With the traditional banking sector reducing long-term lending to households and companies in the wake of increased regulatory capital costs, the EC is promoting alternative sources of long-term financing to fill the void left by banks. Rather than relying on bank intermediation, Europe could embrace “a more diversified system with significantly higher shares of direct capital market financing and greater involvement of institutional investors and alternative financial markets”, states the Commission.
According to Frederic Hache, a former derivatives salesman and now senior policy analyst with Finance Watch – a Brussels-based think tank focused on financial regulation – these two objectives are a source of potential policy confusion. “It is important to look at shadow banking in conjunction with the current initiative on long-term financing”, he says. “The current push from European regulators for more market-based financing can provide a useful alternative source of funding, but requires addressing the related potential systemic risks.”
Indeed, the potential providers of market-based long-term funding are the very shadow banks regulators are concerned about, namely bank securitisation vehicles, insurance companies and investment funds. “The Commission is pushing for more market-based financing, which is essentially coming from a revival of securitisation and new long-term investment funds, or shadow banks”, says Hache. “At the same time the Commission is thinking about a possible extension of the scope of prudential rules to other non-bank entities.
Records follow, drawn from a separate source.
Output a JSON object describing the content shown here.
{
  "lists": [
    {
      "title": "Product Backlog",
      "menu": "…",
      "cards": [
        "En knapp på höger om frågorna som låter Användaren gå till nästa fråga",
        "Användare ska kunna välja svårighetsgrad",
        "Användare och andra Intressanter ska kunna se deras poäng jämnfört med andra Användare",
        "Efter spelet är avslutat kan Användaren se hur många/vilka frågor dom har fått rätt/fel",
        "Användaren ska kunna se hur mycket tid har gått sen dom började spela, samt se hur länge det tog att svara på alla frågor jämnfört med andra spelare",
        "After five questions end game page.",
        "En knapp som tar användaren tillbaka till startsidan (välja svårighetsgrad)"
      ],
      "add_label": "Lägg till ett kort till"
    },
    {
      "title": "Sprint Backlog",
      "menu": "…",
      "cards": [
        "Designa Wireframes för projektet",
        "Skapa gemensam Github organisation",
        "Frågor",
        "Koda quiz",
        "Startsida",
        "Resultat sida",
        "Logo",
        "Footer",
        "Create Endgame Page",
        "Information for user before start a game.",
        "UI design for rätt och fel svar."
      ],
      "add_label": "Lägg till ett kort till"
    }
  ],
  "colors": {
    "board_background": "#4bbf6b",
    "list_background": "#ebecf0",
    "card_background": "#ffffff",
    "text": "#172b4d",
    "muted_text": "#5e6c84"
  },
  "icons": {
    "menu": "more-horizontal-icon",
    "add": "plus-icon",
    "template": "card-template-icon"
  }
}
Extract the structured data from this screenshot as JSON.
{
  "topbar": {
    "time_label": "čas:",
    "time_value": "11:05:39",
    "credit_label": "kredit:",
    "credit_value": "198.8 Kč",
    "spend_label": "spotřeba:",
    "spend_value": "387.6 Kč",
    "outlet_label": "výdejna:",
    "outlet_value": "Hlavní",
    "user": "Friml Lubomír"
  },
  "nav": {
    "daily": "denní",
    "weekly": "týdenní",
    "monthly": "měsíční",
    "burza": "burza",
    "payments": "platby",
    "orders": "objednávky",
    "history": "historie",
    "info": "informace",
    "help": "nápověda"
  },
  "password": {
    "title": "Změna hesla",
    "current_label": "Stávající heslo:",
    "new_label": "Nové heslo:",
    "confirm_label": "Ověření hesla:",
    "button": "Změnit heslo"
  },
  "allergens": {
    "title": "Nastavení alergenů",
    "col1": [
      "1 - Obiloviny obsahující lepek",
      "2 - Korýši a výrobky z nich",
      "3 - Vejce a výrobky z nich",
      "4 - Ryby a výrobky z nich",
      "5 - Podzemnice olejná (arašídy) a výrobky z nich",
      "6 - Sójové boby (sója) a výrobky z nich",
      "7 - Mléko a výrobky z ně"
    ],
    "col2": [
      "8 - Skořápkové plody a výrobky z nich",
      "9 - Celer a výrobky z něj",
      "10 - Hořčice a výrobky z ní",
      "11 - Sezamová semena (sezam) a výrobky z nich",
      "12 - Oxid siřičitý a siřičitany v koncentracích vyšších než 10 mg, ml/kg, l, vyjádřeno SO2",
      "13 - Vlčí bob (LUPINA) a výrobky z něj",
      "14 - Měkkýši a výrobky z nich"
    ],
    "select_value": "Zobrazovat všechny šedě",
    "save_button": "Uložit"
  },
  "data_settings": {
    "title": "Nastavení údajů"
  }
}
We hope that the latter will lead to a direct prudential framework of securitisation going beyond industry quality labels.”
Manmohan Singh, senior economist with the IMF and a leading authority on shadow banking, says that, given the genuine economic demand for non-bank sources of funding, a fuller understanding of shadow banking is a key priority for policymakers. “Current regulatory approaches are actively pushing banks away from short-term, secured, wholesale funding markets and incentivising them to issue more deposits and term funding”, he says. “The likely result would be that riskier activities move outside the banking system. Thus, understanding and correctly mapping the shadow banking system will become even more important for policymakers.”